Sunbury Village Council held a public hearing July 20 on changing the zoning of the former Sunbury Golf Course property from a “planned recreational district” to a “planned residential district.”
A proposed 167-home development on 67.58 acres would be located on the west side of the village, at 1349 Golf Course Road, between South Galena Road and Cheshire Road. The density would be 1.93 dwelling units per acre, with 83 lots that would be 80 feet wide, and 67 lots that would be 70 feet wide. All lots would be at least 140 feet deep.
Members of the Sunbury Planning and Zoning Commission originally denied the zoning change request on May 16. Developer Vince Romanelli subsequently asked if there was a way the project could move forward with modifications to the denied application.
Village Solicitor David Brehm said the applicant had a window during which the application could be reconsidered, and commission members agreed to a reconsideration. David Fisher, of Kephart and Fisher, representing Romanelli, attended another special zoning meeting on June 8 with several application changes.
One key item for the zoning change denial was the project’s divergence request from the village’s tree replacement policy.
The site contains 1,320 trees that fall under the umbrella of the tree replacement policy, with 1,005 of those trees being removed if the project were to move forward. The denied application would have replaced 450 trees and give the village $1,000 per home when each home’s building permit is granted as part of the tree replacement divergence request.
During the June 8 meeting, Fisher said additional trees would be added to the site, and the $1,000 per home would be retained in the application. The amended application includes 834 new tree and 315 existing trees that would not be impacted.
The original application asked for a consistent side-yard setback of seven feet (14 feet between buildings), regardless of lot width. The divergence request would have applied to 80-foot wide lots and corner lots. The application also asked for a rear-yard setback divergence from code’s 40 feet to 30 feet to allow for later homeowner additions of decks, patios and four-season rooms.
That side-yard setback divergence request was off the table when the application returned to zoning for reconsideration.
“We’ll do away with the divergence we asked for on the side-yard setback, but the developer would like to retain the rear-yard divergence for non-conditioned rooms — porches, patios and three-season rooms,” Fisher said. “Historically, people want to add things to their homes. The rear divergence would be limited to non-conditioned rooms.”
Sunbury’s zoning code stipulates that a home not cover more than 25 percent of the lot.
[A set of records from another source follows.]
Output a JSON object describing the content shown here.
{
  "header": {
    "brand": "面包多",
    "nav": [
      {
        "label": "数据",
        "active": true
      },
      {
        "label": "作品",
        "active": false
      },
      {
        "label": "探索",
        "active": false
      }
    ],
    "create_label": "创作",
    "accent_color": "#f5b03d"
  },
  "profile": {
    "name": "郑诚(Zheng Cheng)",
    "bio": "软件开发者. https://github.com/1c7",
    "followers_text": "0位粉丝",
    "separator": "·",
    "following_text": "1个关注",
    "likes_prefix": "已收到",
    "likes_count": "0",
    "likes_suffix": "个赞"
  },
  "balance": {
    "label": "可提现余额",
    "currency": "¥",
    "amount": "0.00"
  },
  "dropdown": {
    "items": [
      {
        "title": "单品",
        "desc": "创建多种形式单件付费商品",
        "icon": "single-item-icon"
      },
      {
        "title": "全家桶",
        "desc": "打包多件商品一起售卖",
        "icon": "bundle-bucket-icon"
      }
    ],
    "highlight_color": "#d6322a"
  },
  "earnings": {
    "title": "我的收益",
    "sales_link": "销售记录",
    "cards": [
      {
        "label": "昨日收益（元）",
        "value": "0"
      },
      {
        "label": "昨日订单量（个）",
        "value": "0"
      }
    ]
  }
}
The modified application Fisher brought to zoning asked for 30 percent for one model only.
Zoning commission members approved the zoning change, and the July 20 reading was the first of three readings before council members give the zoning change request an up or down vote.
While he had the floor last week , Fisher described what he called an unusual twist in the rezoning application – a potential land swap to allow for a school building site on Golf Course Road.
A school site has been identified on the Price family property where a potential 500-home development would be built, but the site is near AEP transmission lines and not located on a major roadway. A land swap would allow the school to be accessed directly off of Golf Course Road, and Romanelli, et al., would not lose home sites or see other major changes to their development plan.
“Zoning asked to move the school site onto Golf Course Road, and Mr. Romanelli has offered to swap the land,” Fisher said. “My client agreed to hold out on final engineering for 90 days to allow the price property developer time to consider a swap so a school could go on Golf Course Road.”
Fisher explained that members of the zoning commission approved both plans – with and without the land swap – allowing either plan to move forward if an agreement could be reached with the Price property developer.
“The next step is engineering, but that’s expensive and time-consuming,” Fisher said. “Mr. Romanelli is going to wait another 60 to 75 days, but he wants a consensus on the land swap. He doesn’t want to be held hostage for an indefinite amount of time while this works out.”